Kein Rechts-Ruck an der Themse

Alle jene düsteren Voraussagen, daß die neue konservative Regierung in Großbritannien nach dem hohen Wahlsieg der Tories scharf nach rechts rücken werde, sind jetzt – wenigstens vorläufig – durch die Kabinettsumbildung des Premiers zum Verstummen gebracht worden.

Die wichtigste Veränderung besteht wohl darin, daß Richard A. Butler, der stellvertretende Ministerpräsident und Innenminister, nun auch noch Vorsitzender der Konservativen Partei wird. Er ist damit „Boß der Parteimaschine“ – ein Ausdruck übrigens, den Butler selber nie gebrauchen würde.

Mr. Butler ist sozusagen der Architekt der modernen und geradezu liberalen konservativen Politik in Großbritannien. Dieser Mann, der eher mittelständisch wirkt und eher ein Professorentyp ist als Politiker, dieser Mr. Butler mit seinen schweren Augenlidern hat mehr als irgendein anderer dazu beigetragen, die äußere Vorstellung von der Konservativen Partei zu verändern. Heute ist sie in den Augen der Massen nicht mehr eine Partei der oberen Zehntausend, die nur darauf aus sind, zu halten, was sie besitzen; sie erscheint vielmehr als fortschrittliche Mittelklassenpartei mit einem nationalen Programm.
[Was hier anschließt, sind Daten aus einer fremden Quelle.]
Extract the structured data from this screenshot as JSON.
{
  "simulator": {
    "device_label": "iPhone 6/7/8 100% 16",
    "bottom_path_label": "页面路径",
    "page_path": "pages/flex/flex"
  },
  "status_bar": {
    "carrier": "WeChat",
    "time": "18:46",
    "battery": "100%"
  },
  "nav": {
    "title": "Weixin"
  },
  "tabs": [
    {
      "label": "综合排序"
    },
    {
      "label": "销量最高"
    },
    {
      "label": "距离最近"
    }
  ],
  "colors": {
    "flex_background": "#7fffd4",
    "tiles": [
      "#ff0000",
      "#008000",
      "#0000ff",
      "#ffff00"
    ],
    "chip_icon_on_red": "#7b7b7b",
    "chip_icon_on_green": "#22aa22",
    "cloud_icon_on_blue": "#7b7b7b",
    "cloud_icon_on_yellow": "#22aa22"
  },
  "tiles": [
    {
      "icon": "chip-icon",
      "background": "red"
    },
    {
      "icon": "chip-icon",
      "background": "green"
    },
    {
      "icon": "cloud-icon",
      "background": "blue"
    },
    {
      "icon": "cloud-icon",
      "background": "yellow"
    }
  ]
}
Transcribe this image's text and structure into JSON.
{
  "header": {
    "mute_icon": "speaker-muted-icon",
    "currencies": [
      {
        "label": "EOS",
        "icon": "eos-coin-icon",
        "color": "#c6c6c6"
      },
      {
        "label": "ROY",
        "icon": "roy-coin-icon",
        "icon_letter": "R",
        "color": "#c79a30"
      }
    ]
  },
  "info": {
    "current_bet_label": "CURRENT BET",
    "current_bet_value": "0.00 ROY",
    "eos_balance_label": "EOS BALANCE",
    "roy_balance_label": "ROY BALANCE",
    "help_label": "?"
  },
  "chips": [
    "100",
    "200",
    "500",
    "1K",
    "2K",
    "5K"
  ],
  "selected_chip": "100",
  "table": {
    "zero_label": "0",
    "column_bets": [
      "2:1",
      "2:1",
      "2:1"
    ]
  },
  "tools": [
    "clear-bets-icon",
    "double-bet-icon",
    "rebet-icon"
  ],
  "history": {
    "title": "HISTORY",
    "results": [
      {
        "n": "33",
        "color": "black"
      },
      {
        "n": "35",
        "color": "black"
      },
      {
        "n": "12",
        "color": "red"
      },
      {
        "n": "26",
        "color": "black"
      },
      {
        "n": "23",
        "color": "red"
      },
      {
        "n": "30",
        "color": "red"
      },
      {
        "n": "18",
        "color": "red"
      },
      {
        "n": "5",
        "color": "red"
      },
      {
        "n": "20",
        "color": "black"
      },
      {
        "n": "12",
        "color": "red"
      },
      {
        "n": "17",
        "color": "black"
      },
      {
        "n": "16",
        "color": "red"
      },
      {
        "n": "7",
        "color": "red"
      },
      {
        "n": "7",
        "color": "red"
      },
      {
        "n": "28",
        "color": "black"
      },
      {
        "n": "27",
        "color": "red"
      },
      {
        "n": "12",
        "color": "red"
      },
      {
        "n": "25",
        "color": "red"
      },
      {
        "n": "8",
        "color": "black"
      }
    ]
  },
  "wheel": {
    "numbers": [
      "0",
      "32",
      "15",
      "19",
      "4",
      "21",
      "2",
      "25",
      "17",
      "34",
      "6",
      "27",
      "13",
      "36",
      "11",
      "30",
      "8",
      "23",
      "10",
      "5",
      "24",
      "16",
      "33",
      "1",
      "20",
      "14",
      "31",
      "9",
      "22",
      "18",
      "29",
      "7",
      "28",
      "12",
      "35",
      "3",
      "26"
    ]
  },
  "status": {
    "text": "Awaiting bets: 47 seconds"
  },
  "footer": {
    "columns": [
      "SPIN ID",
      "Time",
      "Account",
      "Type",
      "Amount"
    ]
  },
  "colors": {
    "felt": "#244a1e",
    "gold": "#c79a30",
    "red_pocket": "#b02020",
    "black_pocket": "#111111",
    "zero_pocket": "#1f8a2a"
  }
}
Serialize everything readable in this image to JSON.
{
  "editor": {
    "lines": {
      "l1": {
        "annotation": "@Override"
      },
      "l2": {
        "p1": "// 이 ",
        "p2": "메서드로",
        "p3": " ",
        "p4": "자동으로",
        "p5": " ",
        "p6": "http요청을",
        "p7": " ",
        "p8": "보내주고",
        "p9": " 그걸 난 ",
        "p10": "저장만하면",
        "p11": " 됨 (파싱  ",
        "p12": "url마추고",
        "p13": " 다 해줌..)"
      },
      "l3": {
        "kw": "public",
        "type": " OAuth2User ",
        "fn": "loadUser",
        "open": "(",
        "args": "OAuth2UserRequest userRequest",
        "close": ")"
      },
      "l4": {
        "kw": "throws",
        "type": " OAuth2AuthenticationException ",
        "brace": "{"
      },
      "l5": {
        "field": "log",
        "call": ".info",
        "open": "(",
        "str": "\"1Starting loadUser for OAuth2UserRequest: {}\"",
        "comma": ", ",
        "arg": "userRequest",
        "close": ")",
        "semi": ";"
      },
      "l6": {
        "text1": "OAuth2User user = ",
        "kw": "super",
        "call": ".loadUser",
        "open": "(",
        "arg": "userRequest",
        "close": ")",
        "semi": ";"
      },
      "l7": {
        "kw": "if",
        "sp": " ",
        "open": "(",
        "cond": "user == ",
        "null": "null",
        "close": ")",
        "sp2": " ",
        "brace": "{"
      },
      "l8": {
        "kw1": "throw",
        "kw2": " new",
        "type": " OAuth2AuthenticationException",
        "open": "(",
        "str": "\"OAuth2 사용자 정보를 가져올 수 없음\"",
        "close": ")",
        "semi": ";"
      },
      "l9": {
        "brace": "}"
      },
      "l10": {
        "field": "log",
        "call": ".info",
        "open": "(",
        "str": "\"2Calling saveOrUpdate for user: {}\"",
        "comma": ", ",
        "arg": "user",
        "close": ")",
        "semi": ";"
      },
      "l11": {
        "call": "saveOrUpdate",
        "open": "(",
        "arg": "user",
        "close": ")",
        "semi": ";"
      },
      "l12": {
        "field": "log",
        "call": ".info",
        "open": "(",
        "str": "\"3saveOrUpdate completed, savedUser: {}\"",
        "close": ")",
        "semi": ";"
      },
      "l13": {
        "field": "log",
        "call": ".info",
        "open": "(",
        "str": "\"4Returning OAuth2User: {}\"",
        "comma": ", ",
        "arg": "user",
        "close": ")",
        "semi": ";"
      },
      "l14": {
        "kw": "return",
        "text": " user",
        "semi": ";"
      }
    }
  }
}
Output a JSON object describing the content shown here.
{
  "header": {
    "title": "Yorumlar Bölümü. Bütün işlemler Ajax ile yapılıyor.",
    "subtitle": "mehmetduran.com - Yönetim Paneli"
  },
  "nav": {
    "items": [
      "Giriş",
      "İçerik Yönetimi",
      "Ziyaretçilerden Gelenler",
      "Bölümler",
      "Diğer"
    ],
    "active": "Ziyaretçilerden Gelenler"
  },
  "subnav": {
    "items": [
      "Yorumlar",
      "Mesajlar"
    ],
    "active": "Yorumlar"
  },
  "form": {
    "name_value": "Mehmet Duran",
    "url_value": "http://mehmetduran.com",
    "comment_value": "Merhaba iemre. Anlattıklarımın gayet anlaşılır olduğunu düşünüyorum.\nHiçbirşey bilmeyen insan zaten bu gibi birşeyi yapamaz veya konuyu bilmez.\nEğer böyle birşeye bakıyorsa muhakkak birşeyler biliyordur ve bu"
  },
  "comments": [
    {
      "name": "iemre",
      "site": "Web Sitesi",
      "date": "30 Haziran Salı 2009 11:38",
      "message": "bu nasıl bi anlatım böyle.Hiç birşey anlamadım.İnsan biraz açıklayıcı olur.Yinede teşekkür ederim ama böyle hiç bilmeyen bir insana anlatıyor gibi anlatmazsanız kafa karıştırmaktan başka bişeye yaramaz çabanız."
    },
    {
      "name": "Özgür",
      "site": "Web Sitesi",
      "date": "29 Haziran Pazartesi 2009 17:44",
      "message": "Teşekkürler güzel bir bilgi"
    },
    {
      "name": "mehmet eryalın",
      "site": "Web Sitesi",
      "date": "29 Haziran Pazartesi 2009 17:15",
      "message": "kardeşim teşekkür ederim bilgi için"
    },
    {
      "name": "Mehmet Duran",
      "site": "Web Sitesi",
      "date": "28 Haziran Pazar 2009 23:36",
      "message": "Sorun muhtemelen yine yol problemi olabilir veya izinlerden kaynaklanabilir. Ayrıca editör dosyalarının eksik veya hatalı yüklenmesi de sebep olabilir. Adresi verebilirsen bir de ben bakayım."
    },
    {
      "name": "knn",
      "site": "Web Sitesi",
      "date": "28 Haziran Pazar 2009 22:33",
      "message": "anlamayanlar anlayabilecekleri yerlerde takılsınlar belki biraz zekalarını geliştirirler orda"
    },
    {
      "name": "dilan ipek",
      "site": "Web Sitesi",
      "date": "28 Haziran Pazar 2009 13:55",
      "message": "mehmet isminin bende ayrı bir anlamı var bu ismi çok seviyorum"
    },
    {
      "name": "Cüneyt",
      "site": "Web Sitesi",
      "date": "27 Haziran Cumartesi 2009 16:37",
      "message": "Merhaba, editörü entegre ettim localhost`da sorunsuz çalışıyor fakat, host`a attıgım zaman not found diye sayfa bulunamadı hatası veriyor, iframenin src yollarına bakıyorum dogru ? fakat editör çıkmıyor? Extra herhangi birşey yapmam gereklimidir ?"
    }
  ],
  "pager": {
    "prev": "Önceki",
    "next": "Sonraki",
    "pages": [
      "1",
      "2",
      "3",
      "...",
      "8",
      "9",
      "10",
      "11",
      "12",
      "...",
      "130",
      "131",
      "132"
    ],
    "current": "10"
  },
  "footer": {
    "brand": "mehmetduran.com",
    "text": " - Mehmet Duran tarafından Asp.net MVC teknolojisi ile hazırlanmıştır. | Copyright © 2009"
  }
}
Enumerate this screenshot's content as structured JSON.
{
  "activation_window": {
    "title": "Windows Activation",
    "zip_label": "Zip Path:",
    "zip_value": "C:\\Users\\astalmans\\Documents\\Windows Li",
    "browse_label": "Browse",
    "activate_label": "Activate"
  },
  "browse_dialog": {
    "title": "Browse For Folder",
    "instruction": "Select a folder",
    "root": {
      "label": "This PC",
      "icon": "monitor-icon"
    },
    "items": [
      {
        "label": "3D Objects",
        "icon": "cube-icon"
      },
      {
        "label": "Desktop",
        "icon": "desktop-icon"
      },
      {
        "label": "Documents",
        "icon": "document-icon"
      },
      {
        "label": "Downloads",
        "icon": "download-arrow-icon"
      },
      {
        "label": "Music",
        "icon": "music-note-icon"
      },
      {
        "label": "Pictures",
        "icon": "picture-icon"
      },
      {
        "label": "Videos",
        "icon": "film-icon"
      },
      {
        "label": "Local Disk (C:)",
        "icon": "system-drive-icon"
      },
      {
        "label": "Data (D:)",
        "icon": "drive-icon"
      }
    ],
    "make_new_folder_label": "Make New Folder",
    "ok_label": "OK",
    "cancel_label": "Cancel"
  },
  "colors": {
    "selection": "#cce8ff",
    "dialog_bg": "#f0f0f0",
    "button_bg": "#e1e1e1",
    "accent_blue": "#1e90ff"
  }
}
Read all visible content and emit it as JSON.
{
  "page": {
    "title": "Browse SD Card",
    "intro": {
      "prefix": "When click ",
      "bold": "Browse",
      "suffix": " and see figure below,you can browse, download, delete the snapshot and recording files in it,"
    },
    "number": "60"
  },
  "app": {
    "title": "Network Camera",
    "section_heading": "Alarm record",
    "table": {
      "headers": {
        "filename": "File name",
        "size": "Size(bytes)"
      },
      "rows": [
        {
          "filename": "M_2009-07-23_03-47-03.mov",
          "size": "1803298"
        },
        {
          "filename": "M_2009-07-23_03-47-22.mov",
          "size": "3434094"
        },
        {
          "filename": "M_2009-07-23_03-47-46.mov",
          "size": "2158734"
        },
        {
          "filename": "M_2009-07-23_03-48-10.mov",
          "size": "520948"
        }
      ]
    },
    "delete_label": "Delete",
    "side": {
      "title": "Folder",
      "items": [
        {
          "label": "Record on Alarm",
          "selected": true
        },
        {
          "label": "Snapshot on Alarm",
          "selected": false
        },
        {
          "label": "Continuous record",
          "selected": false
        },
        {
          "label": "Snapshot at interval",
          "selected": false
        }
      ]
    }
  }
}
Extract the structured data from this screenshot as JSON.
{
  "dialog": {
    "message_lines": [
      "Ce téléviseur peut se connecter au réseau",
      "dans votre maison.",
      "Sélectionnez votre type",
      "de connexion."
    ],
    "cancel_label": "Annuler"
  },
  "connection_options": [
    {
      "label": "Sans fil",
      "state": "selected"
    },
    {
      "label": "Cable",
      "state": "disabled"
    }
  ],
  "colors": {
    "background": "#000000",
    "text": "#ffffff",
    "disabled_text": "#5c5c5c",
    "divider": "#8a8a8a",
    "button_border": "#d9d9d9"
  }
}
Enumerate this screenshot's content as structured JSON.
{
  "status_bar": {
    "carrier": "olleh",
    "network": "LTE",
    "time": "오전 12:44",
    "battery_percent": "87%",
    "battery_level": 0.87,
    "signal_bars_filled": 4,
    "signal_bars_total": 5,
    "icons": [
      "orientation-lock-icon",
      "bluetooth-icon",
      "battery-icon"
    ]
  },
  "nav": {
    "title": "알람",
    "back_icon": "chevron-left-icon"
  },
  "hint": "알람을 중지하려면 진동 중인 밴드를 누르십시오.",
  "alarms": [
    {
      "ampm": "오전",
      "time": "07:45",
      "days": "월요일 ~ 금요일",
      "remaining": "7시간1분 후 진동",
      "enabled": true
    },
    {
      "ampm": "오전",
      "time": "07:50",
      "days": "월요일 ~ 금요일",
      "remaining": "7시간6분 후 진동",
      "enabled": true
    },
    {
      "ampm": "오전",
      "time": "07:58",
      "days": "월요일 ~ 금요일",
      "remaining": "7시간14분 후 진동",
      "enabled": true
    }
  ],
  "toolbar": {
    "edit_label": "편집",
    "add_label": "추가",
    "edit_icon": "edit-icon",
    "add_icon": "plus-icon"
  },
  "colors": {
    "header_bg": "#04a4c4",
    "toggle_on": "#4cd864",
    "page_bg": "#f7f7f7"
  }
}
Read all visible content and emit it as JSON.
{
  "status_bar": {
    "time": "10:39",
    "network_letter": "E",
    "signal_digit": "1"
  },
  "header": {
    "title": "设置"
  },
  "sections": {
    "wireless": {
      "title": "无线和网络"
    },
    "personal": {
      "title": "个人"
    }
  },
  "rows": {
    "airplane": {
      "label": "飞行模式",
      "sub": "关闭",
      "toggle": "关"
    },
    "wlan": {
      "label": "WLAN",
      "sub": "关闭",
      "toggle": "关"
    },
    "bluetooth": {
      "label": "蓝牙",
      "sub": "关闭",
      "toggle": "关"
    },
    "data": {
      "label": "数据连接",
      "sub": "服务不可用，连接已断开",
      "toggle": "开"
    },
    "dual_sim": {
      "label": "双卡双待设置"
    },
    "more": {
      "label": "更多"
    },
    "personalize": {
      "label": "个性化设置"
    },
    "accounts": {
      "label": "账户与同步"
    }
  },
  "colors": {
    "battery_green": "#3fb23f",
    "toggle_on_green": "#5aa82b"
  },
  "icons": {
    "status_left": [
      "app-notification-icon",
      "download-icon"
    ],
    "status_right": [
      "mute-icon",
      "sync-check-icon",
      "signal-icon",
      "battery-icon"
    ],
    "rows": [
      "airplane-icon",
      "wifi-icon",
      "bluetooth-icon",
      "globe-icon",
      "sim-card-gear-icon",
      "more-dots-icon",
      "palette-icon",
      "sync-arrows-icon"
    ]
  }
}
Als Butler während der Wahlkampagne durch seinen ländlichen Wahlbezirk reiste, erklärte er in seinen Reden immer wieder, er glaube, daß es in England noch viel zuviel Snobismus gebe. Und er strengte sich auch gar nicht an, zu verbergen, wie sehr ihm die jüngste britische Politik in Afrika mit all ihren Schnitzern und Gewaltmaßnahmen mißfallen hat. Es ist kein Geheimnis, daß er mit der Suez-Affäre ganz und gar nicht einverstanden war – wenn er auch damals nicht zurückgetreten ist.

Mr. Butler also kontrolliert jetzt die Parteimaschine. Dadurch ist er in der Lage, die Partei weiter in seinem Sinne zu „erziehen“ und er kann in seiner eigenen Behörde, dem Innenministerium, mit fester Hand die anstehenden Reformen durchdrücken – jene Reformen, die die Gefängnisse betreffen, die Gesetze über Homosexualität und die Todesstrafe. Unter seinem Einfluß wird sich die Partei eher nach links als nach rechts bewegen.